Il weekend di casa per Lewis Hamilton è cominciato in maniera impeccabile. Il sette volte iridato è stato il più veloce sia nelle FP1 sia nelle tre sezioni della Sprint Qualifying del GP Gran Bretagna, conquistando la pole position per la gara breve in programma in domani. Un risultato ben superiore alle aspettative, dato che in casa Ferrari si temeva molto il deficit di velocità sul dritto legato alla minor potenza del motore che era già stato un fatto la scorsa settimana in Austria, che secondo il britannico è l’ennesima conferma del gran lavoro di sviluppo che sta facendo quest’anno la scuderia di Maranello.
I timori smentiti sulla velocità in rettilineo
La conquista della pole position nella Sprint Qualifying sul tracciato di Silverstone ha ribaltato i pronostici della vigilia, condivisi anche all’interno del box della Ferrari. Al pari di Charles Leclerc, anche Hamilton non ha nascosto la propria sorpresa per il livello di competitività espresso dalla monoposto, specialmente alla luce dei dati emersi nel precedente appuntamento mondiale: “Ieri mi avevano spaventato tutti, dicendo che avremmo pagato sei decimi in rettilineo rispetto a questi ragazzi. E nell’ultima gara in Austria eravamo davvero staccati di quattro decimi sul dritto“.

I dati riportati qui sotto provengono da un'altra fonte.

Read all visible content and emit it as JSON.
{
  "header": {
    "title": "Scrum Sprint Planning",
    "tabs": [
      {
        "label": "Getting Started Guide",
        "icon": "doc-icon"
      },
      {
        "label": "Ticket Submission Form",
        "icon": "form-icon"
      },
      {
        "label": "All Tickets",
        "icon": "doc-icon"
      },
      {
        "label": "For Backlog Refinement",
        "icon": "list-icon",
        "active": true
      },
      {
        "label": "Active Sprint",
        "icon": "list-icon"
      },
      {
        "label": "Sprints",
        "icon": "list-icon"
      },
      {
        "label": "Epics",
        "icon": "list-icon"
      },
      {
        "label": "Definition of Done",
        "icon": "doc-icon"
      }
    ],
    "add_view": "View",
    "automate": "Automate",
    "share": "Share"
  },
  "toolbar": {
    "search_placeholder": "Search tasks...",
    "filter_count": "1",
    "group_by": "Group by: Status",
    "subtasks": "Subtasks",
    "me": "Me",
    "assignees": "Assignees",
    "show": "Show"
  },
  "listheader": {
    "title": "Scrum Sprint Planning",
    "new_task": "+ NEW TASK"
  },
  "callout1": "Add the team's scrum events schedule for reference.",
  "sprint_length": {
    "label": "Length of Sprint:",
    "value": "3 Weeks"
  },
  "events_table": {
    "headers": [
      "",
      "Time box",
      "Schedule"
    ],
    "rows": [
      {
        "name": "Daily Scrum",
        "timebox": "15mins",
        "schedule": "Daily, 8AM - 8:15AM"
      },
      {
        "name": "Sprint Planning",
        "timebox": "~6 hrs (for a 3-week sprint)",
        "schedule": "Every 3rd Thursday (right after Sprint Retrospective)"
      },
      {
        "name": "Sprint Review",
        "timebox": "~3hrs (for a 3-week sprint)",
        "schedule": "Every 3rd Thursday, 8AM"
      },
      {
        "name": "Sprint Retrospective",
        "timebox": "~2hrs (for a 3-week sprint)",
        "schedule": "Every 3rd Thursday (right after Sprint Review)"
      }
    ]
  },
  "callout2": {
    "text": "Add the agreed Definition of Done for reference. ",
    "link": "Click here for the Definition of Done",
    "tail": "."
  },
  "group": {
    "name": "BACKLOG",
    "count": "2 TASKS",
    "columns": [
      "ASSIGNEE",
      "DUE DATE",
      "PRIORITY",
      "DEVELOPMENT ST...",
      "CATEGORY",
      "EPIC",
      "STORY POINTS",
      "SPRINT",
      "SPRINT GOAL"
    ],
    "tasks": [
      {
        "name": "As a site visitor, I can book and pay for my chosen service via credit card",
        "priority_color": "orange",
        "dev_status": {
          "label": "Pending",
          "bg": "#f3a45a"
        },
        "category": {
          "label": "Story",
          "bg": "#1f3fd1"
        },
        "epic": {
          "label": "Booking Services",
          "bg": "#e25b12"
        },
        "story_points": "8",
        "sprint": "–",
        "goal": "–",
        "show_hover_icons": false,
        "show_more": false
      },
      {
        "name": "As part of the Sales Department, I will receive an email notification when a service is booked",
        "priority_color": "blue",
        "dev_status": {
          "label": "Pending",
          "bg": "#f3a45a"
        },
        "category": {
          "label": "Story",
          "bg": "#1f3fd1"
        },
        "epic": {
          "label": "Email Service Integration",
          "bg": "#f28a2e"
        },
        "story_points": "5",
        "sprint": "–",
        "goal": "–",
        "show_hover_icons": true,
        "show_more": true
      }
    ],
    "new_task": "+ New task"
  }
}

Il salto prestazionale evidenziato durante le sessioni ufficiali del venerdì ha modificato radicalmente lo scenario, regalando al sette volte campione del mondo la prima partenza al palo in una Sprint dopo quella della scorsa stagione in Cina: “Oggi, all’improvviso, siamo tornati lì. Mi chiedevo se fosse vero, se gli altri avrebbero incrementato la potenza in qualifica; invece siamo proprio lì a competere con loro“.
La continuità degli aggiornamenti e il lavoro in fabbrica
Il fattore chiave di questa ritrovata competitività risiede nella costanza del programma di sviluppo tecnico portato avanti dagli ingegneri di Maranello, al centro anche dell’acceso dibattito tra Toto Wolff e Fred Vasseur. Hamilton ha voluto dedicare un ringraziamento a tutto il personale della scuderia, evidenziando ancora una volta il cambio di passo rispetto alle difficoltà incontrate nel 2025: “Gran parte del merito va alle persone del team, sia qui in pista sia a Maranello, che continuano a spingere e a portare aggiornamenti gara dopo gara. Stiamo facendo progressi concreti e questo è frutto del duro lavoro svolto dietro le quinte. L’anno scorso eravamo come bloccati in un binario morto, non c’era molto che potessimo fare. Ora, invece, stanno trovando nuove soluzioni e stanno aggiungendo elementi alla vettura“.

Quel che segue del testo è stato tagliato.